An explanation of the same would be highly helpful. thanks in advance:)
@smandava98 (and also to the authors) I saw you had raised an issue regarding the motion tokens/vectors previously. I am a bit confused as to what the motion outputs represent. Specifically, when I run the gradio demo, for a text prompt it generates a video and a motion array of size (N, 263) where N is the nos of frames in the video. So I guess these 263-dimensional vectors depict the 2D skeletal pose across each frame. Is this vector a specific output of any pose estimator model? I mean if I want to have a raw motion sequence that matches these dimensions and can be passed as input to the model, how do I get that vector? anything related to running SMPL/MoCapo and getting the same desired input in the form as it is outputted by the model while generating a video?
An explanation of the same would be highly helpful. thanks in advance:)
So, can I understand that the VQGAN's input is a 263-dimensional numerical vector and the output is a motion token from 1 to 512 (since the Motion Codebook Dimension is 512)? Additionally, any valid 263-dimensional numerical vector can determine a 3D picture rendering, right? I am new to 3D motion, and I appreciate any guidance in advance.
The human motion is represented in 263-dimensional vector, as it is in HUMANML3D dataset, and the model I guess is trained on Humanml3d dataset. The 263-dimensional vector contains a lot of information, you can refer to humanml3d dataset for details. Generally speaking, humanml3d dataset transform the human motion in Amass dataset from SMPL-H representation to a new 263 dimensional vector, and the transformation is not inversible. When you start from a 263-dimensional vector, the 22 joint location [Time,22,3] can be calculated, and then this joint location can be fitted to a human mesh, which is the SMPL representation (without explicit hand pose), and this fitting step is what the fit.py is doing.
@wzyabcas 22 joints? I thought SMPL was 23 joints. Is this missing a joint then?
@wzyabcas 22 joints? I thought SMPL was 23 joints. Is this missing a joint then?
Hi, the Humanml3d dataset processes the SMPL-H format data from Amass dataset to its 263 representation. The 22 joint is the first 22 joints of SMPL-H, and SMPL-H has another 15 joints for left hand and 15 joints for right hand. SMPL has 24 joints, SMPL and SMPL-H has the same vertices index for the 6890 body vertices, and the first 22 SMPL joint corresponded to first 22 SMPL-H joint. SMPL doesn't have precise hand MANO model, so the last 2 joints are rough left and right hand.
Hi. I have a couple questions regarding how motion tokens are fed in in inference and training. I have an array of SMPL parameters (pose, beta, etc.).

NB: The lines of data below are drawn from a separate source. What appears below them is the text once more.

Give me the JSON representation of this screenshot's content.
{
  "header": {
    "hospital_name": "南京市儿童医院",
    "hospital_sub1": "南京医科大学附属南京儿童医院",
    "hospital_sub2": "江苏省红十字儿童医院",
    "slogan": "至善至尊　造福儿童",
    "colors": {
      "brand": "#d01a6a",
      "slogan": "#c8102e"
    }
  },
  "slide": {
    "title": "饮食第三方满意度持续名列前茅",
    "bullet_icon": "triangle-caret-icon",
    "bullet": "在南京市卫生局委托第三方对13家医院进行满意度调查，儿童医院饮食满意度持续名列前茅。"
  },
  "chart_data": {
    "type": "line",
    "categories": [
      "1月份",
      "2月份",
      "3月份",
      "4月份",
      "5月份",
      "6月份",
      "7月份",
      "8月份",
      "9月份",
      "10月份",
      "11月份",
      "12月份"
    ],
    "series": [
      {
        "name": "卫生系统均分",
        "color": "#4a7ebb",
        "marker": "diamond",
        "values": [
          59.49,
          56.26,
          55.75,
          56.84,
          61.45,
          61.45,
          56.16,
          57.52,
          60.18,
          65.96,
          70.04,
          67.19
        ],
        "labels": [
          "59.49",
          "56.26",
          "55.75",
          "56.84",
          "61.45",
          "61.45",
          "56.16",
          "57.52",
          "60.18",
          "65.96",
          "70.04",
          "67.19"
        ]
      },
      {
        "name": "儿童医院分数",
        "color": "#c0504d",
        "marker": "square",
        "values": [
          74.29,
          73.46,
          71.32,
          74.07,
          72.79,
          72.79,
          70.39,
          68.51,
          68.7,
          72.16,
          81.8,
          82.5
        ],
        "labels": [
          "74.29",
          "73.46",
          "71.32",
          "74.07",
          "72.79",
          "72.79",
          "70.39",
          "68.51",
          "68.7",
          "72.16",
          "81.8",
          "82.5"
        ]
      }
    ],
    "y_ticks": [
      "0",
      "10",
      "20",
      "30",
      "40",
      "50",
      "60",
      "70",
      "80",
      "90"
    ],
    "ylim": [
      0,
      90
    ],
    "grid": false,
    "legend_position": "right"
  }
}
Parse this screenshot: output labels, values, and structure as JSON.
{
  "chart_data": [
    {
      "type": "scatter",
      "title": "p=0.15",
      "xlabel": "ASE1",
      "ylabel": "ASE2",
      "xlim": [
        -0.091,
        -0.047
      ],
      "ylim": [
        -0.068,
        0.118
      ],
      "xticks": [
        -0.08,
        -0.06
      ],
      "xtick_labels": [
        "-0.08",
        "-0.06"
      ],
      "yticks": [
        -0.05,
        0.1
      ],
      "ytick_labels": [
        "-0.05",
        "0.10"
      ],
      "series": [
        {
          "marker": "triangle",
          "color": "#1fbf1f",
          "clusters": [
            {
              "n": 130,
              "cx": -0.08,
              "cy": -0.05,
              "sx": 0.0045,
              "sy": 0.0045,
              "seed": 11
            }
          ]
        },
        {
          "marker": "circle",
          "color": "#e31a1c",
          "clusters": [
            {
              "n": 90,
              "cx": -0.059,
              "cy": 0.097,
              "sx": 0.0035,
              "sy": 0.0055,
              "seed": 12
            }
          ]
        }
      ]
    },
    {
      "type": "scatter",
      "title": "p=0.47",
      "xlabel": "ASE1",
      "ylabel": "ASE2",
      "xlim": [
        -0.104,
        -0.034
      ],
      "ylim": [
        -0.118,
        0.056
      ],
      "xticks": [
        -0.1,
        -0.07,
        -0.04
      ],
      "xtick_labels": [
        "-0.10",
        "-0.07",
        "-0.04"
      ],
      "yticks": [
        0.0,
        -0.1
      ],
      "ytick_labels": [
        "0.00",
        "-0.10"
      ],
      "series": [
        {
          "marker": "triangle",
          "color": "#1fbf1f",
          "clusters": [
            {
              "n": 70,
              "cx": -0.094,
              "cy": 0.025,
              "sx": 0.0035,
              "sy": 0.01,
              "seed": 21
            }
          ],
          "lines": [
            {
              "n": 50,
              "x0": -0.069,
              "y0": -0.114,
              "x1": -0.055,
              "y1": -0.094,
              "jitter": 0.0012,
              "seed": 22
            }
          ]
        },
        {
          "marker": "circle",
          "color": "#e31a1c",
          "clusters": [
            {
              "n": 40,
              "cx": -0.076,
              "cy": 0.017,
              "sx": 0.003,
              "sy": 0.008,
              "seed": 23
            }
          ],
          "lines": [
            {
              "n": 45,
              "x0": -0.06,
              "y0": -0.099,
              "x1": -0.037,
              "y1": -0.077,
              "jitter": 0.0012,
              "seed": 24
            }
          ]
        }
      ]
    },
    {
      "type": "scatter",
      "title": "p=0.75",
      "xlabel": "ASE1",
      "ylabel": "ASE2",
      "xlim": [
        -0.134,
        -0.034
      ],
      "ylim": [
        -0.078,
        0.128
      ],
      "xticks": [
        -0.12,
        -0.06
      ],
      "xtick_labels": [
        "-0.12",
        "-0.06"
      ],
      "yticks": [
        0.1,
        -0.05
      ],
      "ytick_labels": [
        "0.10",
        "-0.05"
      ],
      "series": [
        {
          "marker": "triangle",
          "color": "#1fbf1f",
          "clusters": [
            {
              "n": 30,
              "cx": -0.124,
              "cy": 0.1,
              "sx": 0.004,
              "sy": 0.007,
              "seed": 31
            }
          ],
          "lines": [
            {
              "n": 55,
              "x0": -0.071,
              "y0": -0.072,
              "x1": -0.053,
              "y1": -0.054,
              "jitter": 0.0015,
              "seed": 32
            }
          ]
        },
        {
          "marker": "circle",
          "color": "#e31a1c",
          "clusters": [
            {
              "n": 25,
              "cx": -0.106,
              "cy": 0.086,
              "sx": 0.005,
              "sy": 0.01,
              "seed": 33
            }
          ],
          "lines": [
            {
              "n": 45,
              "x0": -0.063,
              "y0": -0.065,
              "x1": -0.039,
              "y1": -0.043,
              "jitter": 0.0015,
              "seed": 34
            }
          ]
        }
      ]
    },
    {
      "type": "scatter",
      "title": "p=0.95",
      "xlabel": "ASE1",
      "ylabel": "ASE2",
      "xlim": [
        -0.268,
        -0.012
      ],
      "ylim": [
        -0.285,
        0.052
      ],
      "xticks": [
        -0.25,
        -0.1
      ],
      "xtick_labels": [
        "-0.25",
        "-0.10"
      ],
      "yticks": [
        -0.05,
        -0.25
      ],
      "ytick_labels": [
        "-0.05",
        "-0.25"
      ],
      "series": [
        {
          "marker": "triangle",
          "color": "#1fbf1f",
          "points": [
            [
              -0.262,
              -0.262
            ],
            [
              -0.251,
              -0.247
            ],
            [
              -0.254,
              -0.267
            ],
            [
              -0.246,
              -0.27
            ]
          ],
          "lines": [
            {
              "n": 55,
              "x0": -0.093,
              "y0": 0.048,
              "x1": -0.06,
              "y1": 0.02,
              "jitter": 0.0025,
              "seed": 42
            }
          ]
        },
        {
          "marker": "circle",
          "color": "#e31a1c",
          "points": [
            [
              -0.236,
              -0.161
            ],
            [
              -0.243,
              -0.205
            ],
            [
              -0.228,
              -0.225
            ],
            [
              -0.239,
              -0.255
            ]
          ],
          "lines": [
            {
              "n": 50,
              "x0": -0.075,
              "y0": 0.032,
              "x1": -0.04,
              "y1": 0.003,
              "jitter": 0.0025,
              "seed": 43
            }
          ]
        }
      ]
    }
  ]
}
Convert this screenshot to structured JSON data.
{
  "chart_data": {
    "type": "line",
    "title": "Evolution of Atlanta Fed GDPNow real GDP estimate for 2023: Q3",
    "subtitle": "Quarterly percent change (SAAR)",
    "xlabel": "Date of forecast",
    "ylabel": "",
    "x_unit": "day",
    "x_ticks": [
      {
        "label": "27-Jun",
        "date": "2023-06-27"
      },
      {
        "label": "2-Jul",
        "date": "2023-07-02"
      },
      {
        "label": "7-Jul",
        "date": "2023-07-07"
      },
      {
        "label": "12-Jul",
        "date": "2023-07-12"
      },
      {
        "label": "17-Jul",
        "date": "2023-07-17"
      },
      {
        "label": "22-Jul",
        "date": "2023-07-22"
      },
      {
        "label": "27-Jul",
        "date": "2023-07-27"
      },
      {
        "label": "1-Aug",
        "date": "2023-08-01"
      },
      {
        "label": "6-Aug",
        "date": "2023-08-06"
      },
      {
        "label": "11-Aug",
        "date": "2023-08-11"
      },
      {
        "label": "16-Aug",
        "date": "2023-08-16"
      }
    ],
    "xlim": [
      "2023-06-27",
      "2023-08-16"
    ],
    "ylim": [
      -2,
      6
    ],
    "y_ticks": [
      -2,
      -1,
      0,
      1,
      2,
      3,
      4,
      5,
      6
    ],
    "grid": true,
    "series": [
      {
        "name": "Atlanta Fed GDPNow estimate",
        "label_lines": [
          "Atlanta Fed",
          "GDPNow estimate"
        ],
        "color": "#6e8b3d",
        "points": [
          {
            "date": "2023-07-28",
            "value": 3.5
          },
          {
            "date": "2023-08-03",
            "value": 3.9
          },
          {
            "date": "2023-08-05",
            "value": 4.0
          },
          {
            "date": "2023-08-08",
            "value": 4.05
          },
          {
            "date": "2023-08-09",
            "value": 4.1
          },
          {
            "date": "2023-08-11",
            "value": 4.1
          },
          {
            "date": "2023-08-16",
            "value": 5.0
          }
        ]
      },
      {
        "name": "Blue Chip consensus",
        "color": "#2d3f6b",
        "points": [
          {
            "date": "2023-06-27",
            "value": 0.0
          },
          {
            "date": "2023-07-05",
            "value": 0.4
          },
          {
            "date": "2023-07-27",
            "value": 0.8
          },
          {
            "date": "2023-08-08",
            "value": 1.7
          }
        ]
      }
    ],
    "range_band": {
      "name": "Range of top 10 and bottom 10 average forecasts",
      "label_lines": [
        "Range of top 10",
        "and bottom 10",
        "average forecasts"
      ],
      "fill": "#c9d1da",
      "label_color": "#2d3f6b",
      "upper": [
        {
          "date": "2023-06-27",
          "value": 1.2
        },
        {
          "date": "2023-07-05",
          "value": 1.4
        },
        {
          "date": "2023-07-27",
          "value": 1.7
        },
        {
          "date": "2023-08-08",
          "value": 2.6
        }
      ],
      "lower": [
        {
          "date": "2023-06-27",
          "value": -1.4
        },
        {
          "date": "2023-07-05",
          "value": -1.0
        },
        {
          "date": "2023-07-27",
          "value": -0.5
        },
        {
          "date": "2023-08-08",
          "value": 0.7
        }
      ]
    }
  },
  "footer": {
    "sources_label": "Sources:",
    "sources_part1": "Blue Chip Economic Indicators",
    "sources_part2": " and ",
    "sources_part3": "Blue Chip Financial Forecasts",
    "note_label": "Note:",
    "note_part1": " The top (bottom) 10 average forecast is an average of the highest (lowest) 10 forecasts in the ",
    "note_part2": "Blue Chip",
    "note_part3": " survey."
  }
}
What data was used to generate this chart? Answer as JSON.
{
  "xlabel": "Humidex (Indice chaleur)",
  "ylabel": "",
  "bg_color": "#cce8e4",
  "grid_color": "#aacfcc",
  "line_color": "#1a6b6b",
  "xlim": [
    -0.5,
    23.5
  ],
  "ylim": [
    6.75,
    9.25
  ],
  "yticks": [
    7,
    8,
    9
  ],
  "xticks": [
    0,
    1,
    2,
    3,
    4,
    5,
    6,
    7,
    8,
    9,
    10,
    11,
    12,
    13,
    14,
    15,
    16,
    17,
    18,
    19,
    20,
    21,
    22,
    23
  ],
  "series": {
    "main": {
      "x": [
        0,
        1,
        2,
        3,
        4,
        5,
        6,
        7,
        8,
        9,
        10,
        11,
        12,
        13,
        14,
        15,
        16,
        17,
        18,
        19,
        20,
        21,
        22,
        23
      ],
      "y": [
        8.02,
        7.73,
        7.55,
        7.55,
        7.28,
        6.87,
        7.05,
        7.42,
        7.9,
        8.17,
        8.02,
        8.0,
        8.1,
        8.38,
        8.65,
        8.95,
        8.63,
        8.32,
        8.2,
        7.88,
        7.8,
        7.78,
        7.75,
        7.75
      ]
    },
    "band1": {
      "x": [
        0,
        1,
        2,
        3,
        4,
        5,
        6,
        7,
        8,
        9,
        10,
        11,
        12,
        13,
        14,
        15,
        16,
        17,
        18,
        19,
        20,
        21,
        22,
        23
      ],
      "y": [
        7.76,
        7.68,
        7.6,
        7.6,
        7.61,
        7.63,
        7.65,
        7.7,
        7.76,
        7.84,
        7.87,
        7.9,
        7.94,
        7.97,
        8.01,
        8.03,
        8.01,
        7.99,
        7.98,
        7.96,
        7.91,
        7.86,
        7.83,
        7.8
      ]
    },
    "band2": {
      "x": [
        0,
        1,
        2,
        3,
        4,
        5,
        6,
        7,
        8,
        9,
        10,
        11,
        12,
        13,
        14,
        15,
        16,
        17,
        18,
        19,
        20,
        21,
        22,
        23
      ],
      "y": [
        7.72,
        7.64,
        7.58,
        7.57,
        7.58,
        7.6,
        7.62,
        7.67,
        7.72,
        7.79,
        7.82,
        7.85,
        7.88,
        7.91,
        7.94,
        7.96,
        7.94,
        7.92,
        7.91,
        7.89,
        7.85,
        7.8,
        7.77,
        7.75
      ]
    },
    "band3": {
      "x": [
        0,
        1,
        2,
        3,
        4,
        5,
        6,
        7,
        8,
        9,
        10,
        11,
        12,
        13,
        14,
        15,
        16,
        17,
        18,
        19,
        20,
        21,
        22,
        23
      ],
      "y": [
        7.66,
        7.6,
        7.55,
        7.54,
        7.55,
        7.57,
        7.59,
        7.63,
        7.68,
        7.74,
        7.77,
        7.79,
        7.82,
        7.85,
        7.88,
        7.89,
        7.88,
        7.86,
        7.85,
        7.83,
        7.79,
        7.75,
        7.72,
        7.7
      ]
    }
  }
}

Do I have to convert it into a .ply file of a video like in the demo and it takes in that format only? Can it take in raw arrays or other format files? I don't have access to Blender so I can't use Blender to generate these files.
Does the motion tokens have to fit in a shared environment space? Meaning if I have 2 different motion files for "a person running", do they have to be exact motion tokens or can they be translated a bit (aka different x/y coordinates)?